A little bit of seal meat.

December 14 …

The Norwegian explorer Roald Amundsen (1872-1928) won the unofficial race to the South Pole on this day in 1911, to the profound disappointment of Robert Falcon Scott – “Scott of the Antarctic” – who died on the return journey.

There was no celebratory feast at the Pole – it was a matter of raising the flag and the getting back to base as quickly as possible: Amundsen and his team simply “contented ourselves with a little piece of seal meat each, and it tasted well and did us good”.

Provisioning for polar expeditions in those times was based on the assumption that large amounts of fresh meat in the form of seals (and penguins, in the case of the South Pole), and that these would not simply be a nice change from canned and dried food but would form a significant part of the diet.
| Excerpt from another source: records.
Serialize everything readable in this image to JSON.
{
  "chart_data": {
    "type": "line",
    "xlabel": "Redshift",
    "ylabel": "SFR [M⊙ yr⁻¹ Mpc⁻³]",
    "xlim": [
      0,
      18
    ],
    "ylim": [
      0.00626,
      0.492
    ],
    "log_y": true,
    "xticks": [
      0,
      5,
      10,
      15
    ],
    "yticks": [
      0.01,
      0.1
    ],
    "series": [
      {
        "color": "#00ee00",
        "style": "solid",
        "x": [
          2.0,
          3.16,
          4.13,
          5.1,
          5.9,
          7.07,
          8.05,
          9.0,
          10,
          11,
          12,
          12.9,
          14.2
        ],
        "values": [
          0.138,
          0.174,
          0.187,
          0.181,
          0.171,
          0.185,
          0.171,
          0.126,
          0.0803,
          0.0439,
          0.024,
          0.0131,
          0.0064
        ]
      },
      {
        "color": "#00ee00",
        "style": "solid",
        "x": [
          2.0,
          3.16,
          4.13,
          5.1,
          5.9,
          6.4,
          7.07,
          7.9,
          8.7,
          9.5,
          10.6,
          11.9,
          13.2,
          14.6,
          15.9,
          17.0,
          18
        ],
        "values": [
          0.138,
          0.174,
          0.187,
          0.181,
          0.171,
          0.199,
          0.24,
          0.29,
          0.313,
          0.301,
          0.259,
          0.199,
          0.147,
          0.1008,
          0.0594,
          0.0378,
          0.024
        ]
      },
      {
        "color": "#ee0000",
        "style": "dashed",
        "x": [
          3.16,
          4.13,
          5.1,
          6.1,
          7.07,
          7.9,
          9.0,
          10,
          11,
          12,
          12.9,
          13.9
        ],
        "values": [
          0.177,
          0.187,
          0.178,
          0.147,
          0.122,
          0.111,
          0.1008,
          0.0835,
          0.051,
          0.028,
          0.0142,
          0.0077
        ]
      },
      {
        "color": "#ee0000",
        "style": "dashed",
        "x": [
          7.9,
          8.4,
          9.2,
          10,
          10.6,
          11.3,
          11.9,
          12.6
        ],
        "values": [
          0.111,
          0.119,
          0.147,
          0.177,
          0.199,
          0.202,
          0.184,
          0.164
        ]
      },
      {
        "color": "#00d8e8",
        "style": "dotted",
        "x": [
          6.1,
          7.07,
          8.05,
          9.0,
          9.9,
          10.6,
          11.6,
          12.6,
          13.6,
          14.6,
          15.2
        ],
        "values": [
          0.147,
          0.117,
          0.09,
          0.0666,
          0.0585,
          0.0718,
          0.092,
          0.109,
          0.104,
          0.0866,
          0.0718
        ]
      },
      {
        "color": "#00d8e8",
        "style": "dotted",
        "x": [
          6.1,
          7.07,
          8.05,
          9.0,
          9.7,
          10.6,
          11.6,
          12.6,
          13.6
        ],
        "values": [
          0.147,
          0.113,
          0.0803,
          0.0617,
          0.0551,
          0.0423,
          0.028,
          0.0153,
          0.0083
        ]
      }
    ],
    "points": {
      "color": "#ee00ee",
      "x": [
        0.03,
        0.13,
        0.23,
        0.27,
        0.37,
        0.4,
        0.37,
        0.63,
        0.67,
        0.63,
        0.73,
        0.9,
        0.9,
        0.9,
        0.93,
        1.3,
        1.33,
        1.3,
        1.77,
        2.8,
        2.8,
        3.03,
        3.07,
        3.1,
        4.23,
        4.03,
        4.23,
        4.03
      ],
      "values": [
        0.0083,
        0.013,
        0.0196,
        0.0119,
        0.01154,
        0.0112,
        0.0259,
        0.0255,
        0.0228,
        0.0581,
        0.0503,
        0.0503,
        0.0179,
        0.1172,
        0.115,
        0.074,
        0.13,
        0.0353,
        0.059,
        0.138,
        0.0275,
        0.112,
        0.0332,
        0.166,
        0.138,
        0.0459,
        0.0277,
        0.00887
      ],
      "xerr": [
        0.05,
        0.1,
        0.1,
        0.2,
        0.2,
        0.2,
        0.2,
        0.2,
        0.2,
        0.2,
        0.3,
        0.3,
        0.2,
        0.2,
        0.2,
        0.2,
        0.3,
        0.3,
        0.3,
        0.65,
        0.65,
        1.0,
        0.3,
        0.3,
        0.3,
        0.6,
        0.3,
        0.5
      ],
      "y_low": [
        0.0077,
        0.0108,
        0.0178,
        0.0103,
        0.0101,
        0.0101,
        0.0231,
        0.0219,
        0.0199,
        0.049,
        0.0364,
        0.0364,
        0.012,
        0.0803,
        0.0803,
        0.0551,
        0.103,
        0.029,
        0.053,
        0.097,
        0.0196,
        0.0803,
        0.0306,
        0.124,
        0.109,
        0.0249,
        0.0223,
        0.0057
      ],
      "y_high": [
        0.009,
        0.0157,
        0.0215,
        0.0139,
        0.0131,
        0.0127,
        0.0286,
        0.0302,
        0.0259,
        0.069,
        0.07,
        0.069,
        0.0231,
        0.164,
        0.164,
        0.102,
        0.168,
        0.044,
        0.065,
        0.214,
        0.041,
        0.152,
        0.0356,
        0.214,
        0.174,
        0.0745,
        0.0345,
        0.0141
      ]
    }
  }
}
For forays beyond the camp, the expedition sledges were provisioned with concentrated foods such as pemmican, milk powder, chocolate, and hard biscuits, but at the main base a great deal of attention was given to preparing interesting meals – for reasons of morale as well as nutrition. The men of Amundsen’s expedition were lucky in their cook. Adolf Lindstrom was apparently a cheery soul willing to rise early and prepare a breakfast of such things as hot buckwheat cakes and wholemeal bread which “slipped down with fabulous rapidity” with quantities of whortleberry jam. Fresh seal meat was universally preferred to canned meat, and Lindstrom came up with all manner of pies, puddings and pastries to serve along with canned fruit, butter, cheese – and more whortleberry jam.
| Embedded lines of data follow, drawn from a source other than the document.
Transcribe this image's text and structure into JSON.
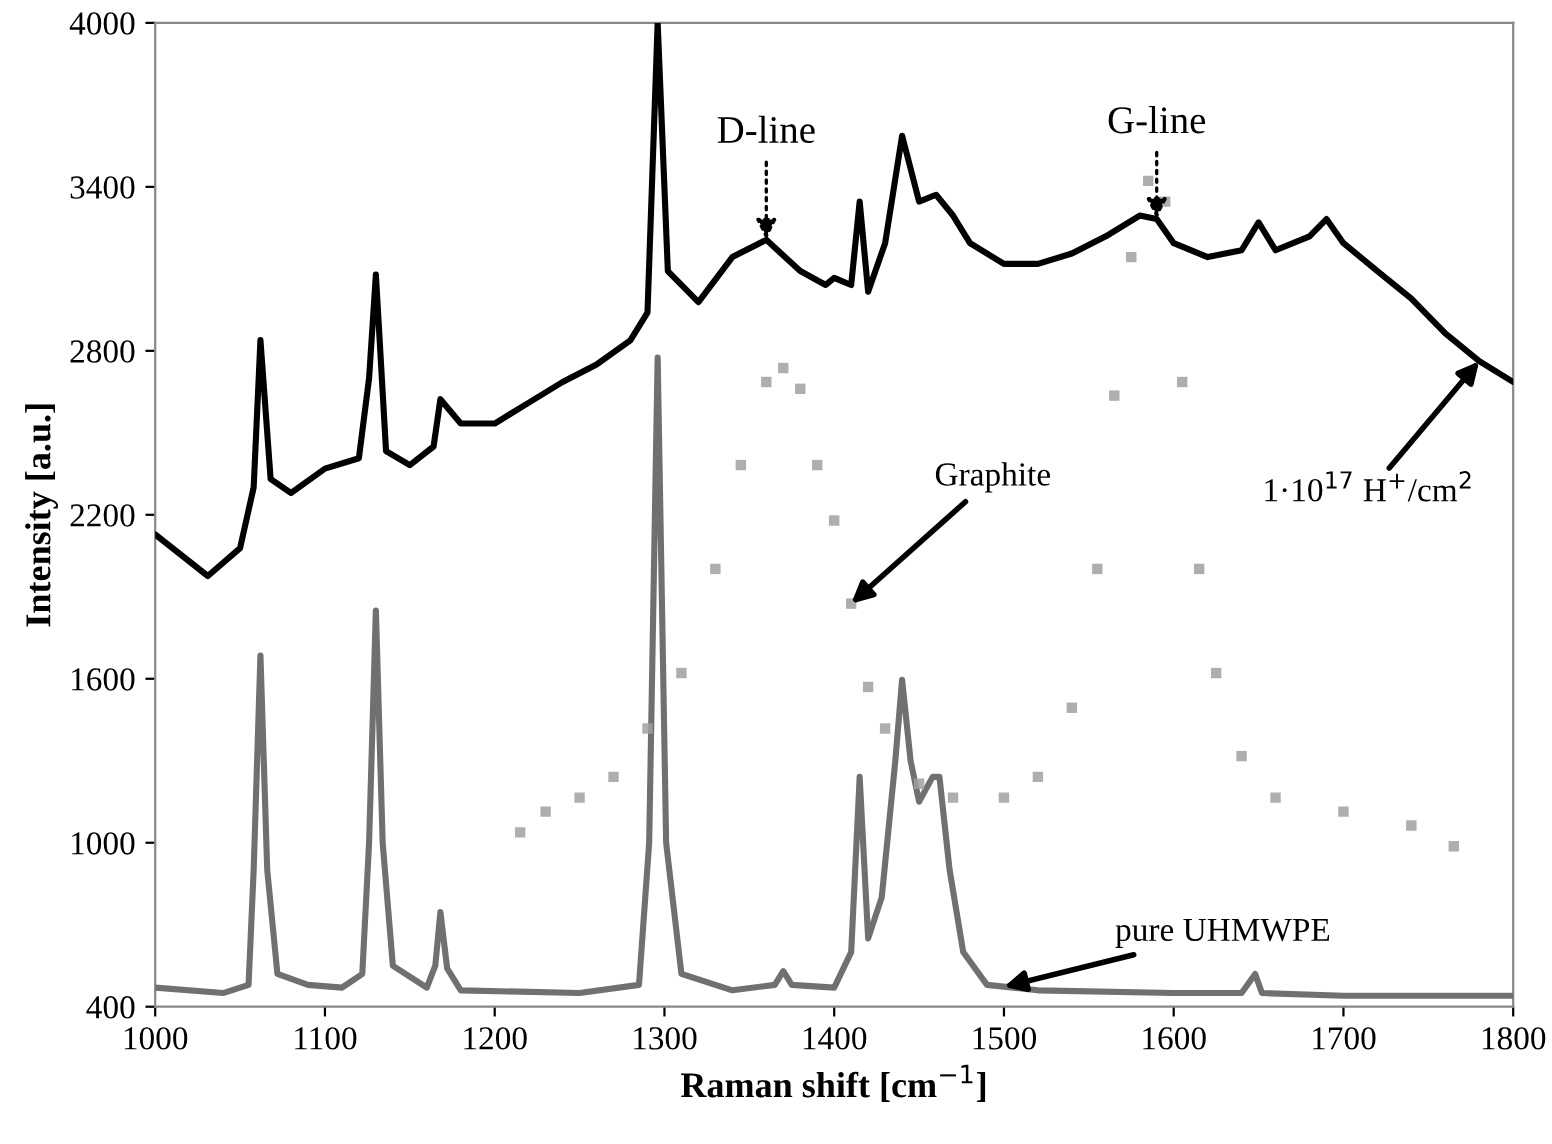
{
  "chart_data": {
    "type": "line",
    "xlabel": "Raman shift [cm$^{−1}$]",
    "ylabel": "Intensity [a.u.]",
    "xlim": [
      1000,
      1800
    ],
    "xticks": [
      1000,
      1100,
      1200,
      1300,
      1400,
      1500,
      1600,
      1700,
      1800
    ],
    "ylim": [
      400,
      4000
    ],
    "yticks": [
      400,
      1000,
      1600,
      2200,
      2800,
      3400,
      4000
    ],
    "grid": false,
    "legend": false,
    "series": [
      {
        "color": "#000000",
        "marker": "none",
        "x": [
          1000,
          1031,
          1050,
          1058,
          1062,
          1068,
          1080,
          1100,
          1120,
          1126,
          1130,
          1136,
          1150,
          1164,
          1168,
          1180,
          1200,
          1220,
          1240,
          1260,
          1280,
          1290,
          1296,
          1302,
          1310,
          1320,
          1340,
          1360,
          1380,
          1395,
          1400,
          1410,
          1415,
          1420,
          1430,
          1440,
          1450,
          1460,
          1470,
          1480,
          1500,
          1520,
          1540,
          1560,
          1580,
          1590,
          1600,
          1620,
          1640,
          1650,
          1660,
          1680,
          1690,
          1700,
          1720,
          1740,
          1760,
          1780,
          1800
        ],
        "values": [
          2128,
          1976,
          2078,
          2300,
          2839,
          2331,
          2280,
          2369,
          2407,
          2700,
          3079,
          2433,
          2382,
          2450,
          2623,
          2534,
          2534,
          2610,
          2686,
          2750,
          2839,
          2940,
          4000,
          3092,
          3041,
          2978,
          3143,
          3206,
          3092,
          3041,
          3067,
          3041,
          3346,
          3016,
          3194,
          3587,
          3346,
          3371,
          3295,
          3194,
          3118,
          3118,
          3156,
          3219,
          3295,
          3282,
          3194,
          3143,
          3168,
          3270,
          3168,
          3219,
          3282,
          3194,
          3092,
          2991,
          2864,
          2762,
          2686
        ]
      },
      {
        "type": "scatter",
        "color": "#a0a0a0",
        "marker": "square",
        "x": [
          1215,
          1230,
          1250,
          1270,
          1290,
          1310,
          1330,
          1345,
          1360,
          1370,
          1380,
          1390,
          1400,
          1410,
          1420,
          1430,
          1450,
          1470,
          1500,
          1520,
          1540,
          1555,
          1565,
          1575,
          1585,
          1595,
          1605,
          1615,
          1625,
          1640,
          1660,
          1700,
          1740,
          1765
        ],
        "values": [
          1038,
          1114,
          1165,
          1241,
          1418,
          1621,
          2002,
          2382,
          2686,
          2737,
          2661,
          2382,
          2179,
          1875,
          1570,
          1418,
          1216,
          1165,
          1165,
          1241,
          1494,
          2002,
          2636,
          3143,
          3422,
          3346,
          2686,
          2002,
          1621,
          1317,
          1165,
          1114,
          1063,
          987
        ]
      },
      {
        "color": "#707070",
        "marker": "none",
        "x": [
          1000,
          1040,
          1055,
          1058,
          1062,
          1066,
          1072,
          1090,
          1110,
          1122,
          1126,
          1130,
          1134,
          1140,
          1160,
          1165,
          1168,
          1172,
          1180,
          1250,
          1285,
          1291,
          1296,
          1301,
          1310,
          1340,
          1365,
          1370,
          1375,
          1400,
          1410,
          1415,
          1420,
          1428,
          1436,
          1440,
          1445,
          1450,
          1458,
          1462,
          1468,
          1476,
          1490,
          1520,
          1600,
          1640,
          1648,
          1652,
          1700,
          1800
        ],
        "values": [
          470,
          450,
          480,
          900,
          1685,
          900,
          520,
          480,
          470,
          520,
          1000,
          1850,
          1000,
          550,
          470,
          550,
          746,
          540,
          460,
          450,
          480,
          1000,
          2775,
          1000,
          520,
          460,
          480,
          530,
          480,
          470,
          600,
          1241,
          650,
          800,
          1300,
          1596,
          1300,
          1150,
          1241,
          1241,
          900,
          600,
          480,
          460,
          450,
          450,
          520,
          450,
          440,
          440
        ]
      }
    ],
    "annotations": [
      {
        "text": "D-line",
        "x": 1360,
        "y": 3206
      },
      {
        "text": "G-line",
        "x": 1590,
        "y": 3282
      },
      {
        "text": "Graphite",
        "x": 1410,
        "y": 1875
      },
      {
        "text": "1·10$^{17}$ H$^{+}$/cm$^{2}$",
        "x": 1780,
        "y": 2762
      },
      {
        "text": "pure UHMWPE",
        "x": 1500,
        "y": 473
      }
    ]
  }
}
Whortleberries of one species or another occur in many parts of the world (the cooler parts that is), and go by many different names. I knew them as bilberries as a child in Yorkshire, but you may know them as blueberries, blaeberries, whinberries – and perhaps other names. They certainly grow well in Norway, and it seems that vast amounts were preserved and taken on this expedition.
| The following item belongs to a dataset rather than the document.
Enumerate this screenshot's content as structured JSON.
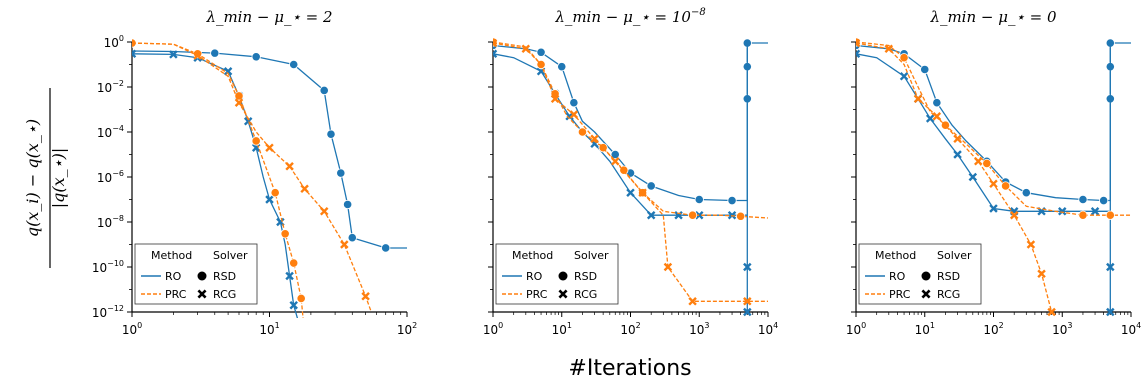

No doubt Lindstrom used whortleberries in many ways – I fancy he must at least have taken the idea of whortleberry sauce as served with venison and boar in his homeland, and used it to vary the interminable seal steak in Antarctica. Here is a good whortleberry breakfast idea, from the prolific nineteenth century American, Miss Juliet Corson. I’m not sure how they would taste if fried in seal oil.

Whortleberry Fried Cakes.
Sift a heaping teaspoonful of baking-powder and a saltspoonful of salt with two cupfuls of flour. Carefully pick over one quart of whortleberries. Beat three eggs for five minutes; stir into the beaten eggs two cupfuls of sugar and one pint of milk; then add the berries and the flour, mixing all the ingredients lightly and quickly. The mixture should form a stiff batter; if more flour is needed, add it. Fry the cakes by the tablespoonful in smoking-hot fat, as directed in the recipe for old-fashioned doughnuts; or fry them in a hot frying-pan, with just enough fat to prevent sticking to the pan. Use them buttered for tea or luncheon.
[Miss Corson's Practical American Cookery and Household Management. 1886]

Monday’s Story …

An epicure, defined.

Quotation for the Day …

I always plan dinner first thing in the morning. That's the only way I can get through the day, having a specific meal to look forward to at night. Alan King.

1 comment:

Tana Butler said...

My gracious, when I am able to devote the time to read one of your lovely posts, it's just like reading Mark Twain, or someone else with the gift of description.

Thank you for your gift to this world.